On 18 November 1963, US President John F Kennedy performed that oddest of presidential duties – he pardoned a Thanksgiving turkey outside the Oval Office. Less than a week later he was gunned down in Dallas. In his Thanksgiving proclamation, issued before that fatal day, he said: “As we express our gratitude, we must never forget that the highest appreciation is not to utter words but to live by them.”
JFK of course defeated Richard Nixon in 1960 by the slimmest of margins. Back then 69 million Americans went to the polls and just 12,000 of them determined who became President (according to a 1961 GOP report quoted by Victor Lasky in his book JFK the Man & the Myth).

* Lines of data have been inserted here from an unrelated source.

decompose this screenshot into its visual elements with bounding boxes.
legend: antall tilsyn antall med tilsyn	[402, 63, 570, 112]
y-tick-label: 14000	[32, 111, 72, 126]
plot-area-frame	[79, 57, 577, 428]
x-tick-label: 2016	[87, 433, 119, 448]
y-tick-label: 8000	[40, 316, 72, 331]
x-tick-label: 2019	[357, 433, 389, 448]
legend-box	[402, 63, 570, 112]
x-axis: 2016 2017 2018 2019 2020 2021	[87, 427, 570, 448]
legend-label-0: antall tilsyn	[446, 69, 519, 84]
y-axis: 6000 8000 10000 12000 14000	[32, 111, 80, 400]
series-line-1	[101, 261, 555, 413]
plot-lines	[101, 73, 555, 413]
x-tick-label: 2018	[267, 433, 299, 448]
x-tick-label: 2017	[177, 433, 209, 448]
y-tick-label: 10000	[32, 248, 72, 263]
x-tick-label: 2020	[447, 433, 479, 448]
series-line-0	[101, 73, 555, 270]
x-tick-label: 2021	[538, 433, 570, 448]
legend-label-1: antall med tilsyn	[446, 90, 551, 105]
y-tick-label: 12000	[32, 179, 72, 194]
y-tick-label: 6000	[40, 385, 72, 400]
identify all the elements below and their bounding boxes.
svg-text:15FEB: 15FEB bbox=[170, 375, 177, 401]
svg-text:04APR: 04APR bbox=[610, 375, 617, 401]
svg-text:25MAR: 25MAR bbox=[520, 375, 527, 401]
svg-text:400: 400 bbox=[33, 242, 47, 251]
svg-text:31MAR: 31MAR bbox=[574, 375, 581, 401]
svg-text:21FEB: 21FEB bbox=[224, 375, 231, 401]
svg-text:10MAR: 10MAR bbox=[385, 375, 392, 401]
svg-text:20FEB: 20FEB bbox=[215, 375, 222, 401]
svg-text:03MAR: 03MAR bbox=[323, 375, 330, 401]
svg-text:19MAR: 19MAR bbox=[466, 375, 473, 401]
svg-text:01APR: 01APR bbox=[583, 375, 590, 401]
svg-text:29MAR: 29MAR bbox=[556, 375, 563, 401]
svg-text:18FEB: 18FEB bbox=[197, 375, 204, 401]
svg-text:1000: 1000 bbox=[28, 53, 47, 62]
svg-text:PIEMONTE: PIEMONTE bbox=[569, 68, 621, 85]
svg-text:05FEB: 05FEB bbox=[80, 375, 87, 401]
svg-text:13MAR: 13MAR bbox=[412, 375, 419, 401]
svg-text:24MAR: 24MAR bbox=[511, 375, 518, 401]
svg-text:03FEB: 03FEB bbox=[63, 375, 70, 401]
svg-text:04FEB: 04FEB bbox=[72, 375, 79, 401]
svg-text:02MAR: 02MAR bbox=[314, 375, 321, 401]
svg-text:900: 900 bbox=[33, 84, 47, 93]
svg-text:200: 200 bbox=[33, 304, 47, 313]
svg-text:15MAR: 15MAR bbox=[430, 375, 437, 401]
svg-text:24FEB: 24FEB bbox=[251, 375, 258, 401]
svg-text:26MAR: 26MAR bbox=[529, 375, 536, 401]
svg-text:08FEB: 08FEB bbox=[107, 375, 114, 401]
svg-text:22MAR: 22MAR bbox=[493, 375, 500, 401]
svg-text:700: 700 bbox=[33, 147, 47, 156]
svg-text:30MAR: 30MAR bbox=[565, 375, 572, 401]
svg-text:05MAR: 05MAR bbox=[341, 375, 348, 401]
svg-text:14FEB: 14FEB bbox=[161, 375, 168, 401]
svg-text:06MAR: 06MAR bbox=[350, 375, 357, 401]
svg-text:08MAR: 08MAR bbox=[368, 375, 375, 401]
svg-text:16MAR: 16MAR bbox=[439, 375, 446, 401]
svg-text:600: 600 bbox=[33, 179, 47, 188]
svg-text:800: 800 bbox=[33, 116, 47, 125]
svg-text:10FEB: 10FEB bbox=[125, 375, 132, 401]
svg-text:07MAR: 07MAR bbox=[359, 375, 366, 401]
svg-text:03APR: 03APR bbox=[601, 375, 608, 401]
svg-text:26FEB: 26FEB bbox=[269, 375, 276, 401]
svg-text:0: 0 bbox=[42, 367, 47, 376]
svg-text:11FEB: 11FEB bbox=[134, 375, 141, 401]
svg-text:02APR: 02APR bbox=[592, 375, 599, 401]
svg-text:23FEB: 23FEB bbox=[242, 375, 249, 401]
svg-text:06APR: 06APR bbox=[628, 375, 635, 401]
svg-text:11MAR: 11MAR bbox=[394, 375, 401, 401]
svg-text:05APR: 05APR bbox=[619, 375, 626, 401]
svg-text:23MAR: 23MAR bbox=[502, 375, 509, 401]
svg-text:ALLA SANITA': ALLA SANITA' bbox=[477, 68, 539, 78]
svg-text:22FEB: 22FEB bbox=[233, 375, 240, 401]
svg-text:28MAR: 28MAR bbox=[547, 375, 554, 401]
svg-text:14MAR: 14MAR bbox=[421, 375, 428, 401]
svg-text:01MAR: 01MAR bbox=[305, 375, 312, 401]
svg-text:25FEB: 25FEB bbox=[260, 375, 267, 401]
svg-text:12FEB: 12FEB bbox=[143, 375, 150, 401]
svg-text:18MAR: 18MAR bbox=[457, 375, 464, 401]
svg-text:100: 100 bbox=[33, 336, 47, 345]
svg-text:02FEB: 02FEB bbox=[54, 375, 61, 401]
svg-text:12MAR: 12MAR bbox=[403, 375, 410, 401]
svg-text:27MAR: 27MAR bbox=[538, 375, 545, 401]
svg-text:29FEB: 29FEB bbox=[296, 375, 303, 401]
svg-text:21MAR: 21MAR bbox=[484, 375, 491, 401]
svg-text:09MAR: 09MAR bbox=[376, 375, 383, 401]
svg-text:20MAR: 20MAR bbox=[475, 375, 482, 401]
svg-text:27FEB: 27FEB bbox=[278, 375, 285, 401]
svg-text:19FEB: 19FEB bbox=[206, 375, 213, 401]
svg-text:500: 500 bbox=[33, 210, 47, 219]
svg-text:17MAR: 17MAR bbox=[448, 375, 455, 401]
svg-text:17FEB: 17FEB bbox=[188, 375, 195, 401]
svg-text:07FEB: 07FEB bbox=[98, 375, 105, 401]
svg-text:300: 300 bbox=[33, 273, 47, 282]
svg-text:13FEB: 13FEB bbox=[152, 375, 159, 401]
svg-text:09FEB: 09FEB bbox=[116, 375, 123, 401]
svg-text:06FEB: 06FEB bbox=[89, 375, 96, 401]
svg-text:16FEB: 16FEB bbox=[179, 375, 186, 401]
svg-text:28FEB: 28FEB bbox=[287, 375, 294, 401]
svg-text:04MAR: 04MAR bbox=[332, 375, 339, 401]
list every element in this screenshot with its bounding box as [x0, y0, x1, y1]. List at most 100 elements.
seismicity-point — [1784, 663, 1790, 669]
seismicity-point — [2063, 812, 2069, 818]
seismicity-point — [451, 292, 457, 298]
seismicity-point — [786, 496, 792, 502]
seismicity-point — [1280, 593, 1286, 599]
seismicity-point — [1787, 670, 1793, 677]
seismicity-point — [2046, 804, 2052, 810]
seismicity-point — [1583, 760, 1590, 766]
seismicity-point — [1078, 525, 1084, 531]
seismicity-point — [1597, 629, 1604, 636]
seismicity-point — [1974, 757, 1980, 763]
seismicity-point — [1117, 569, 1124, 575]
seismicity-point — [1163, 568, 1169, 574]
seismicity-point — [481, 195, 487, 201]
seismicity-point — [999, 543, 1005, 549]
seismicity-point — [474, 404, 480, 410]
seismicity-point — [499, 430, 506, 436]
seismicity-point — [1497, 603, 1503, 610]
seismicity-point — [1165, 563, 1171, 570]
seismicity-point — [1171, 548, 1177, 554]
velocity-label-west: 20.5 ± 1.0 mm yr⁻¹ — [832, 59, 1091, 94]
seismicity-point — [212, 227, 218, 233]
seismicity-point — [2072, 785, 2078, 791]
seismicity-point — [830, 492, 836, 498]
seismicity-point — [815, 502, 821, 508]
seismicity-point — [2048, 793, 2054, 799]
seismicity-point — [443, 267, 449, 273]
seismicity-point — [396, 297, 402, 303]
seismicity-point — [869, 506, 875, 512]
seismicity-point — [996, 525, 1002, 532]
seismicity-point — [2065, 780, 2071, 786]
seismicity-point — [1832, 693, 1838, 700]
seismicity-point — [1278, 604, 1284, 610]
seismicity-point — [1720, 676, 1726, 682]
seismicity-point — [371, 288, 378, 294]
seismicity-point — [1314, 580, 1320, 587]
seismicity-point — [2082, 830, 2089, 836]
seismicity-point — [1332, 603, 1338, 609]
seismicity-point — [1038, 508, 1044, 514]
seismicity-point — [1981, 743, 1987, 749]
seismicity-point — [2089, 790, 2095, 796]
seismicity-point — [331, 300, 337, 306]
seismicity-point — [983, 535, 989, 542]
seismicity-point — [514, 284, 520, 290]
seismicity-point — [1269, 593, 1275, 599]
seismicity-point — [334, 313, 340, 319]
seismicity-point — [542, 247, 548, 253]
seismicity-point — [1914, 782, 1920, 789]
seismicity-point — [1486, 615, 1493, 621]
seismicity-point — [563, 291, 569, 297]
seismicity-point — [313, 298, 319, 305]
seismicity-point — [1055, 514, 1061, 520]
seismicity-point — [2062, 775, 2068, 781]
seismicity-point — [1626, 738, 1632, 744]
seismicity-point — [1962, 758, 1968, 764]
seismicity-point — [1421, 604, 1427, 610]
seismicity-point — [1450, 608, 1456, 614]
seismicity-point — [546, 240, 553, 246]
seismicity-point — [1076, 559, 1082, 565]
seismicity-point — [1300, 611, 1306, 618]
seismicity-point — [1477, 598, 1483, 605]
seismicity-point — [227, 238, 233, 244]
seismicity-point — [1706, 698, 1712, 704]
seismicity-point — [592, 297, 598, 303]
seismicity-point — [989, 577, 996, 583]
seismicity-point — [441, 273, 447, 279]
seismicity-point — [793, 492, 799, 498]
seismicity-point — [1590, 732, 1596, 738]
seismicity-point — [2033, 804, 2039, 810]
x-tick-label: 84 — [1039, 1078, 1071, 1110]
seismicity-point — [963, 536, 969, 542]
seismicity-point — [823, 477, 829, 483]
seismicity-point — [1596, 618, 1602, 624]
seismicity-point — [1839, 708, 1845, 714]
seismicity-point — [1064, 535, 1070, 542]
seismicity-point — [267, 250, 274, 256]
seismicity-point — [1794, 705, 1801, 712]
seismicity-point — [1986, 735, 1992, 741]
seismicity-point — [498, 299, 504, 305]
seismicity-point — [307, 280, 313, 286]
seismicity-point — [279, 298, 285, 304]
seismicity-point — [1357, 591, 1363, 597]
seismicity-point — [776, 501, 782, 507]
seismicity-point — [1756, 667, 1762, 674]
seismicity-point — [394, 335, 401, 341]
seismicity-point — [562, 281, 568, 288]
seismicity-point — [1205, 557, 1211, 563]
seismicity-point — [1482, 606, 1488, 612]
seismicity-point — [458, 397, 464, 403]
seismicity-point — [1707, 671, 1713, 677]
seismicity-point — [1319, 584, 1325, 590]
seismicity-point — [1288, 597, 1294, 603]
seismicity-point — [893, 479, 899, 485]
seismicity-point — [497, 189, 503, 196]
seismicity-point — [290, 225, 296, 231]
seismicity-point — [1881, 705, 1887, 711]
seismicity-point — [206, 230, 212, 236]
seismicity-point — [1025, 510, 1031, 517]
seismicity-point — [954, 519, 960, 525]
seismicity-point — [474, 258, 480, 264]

There are so many sliding doors and ‘what if?’ moments in history, in our lives. If it had rained in key states would Nixon have won? An influential 2007 study found that bad weather depresses voter turnout but favours Republicans as marginalised voters who tend to support Democrats are deterred by inclement conditions.
It is set to be a dry election day in most of the USA so it could bode well for one of the unlikeliest but greatest fundraisers of all time – Joe Biden. And while the rich and famous have supported him, his September haul was mostly a grassroots affair with donations coming from 5.5 million donors with an average contribution of about US$44.
Like all good fundraisers, the presidential candidate took to Twitter to thank his donors. “To every person who chipped in a few dollars last month — thank you. Because of your support, we raised an astounding $383 million. I’m incredibly humbled.”
Will it be enough? We’ll all know by the time you read this magazine.
But like Joe and all the great fundraisers out there, we are humbled by the support we receive. Especially during this tumultuous, troubling and strange year.
We utter the words and hope to live by them. Thank you.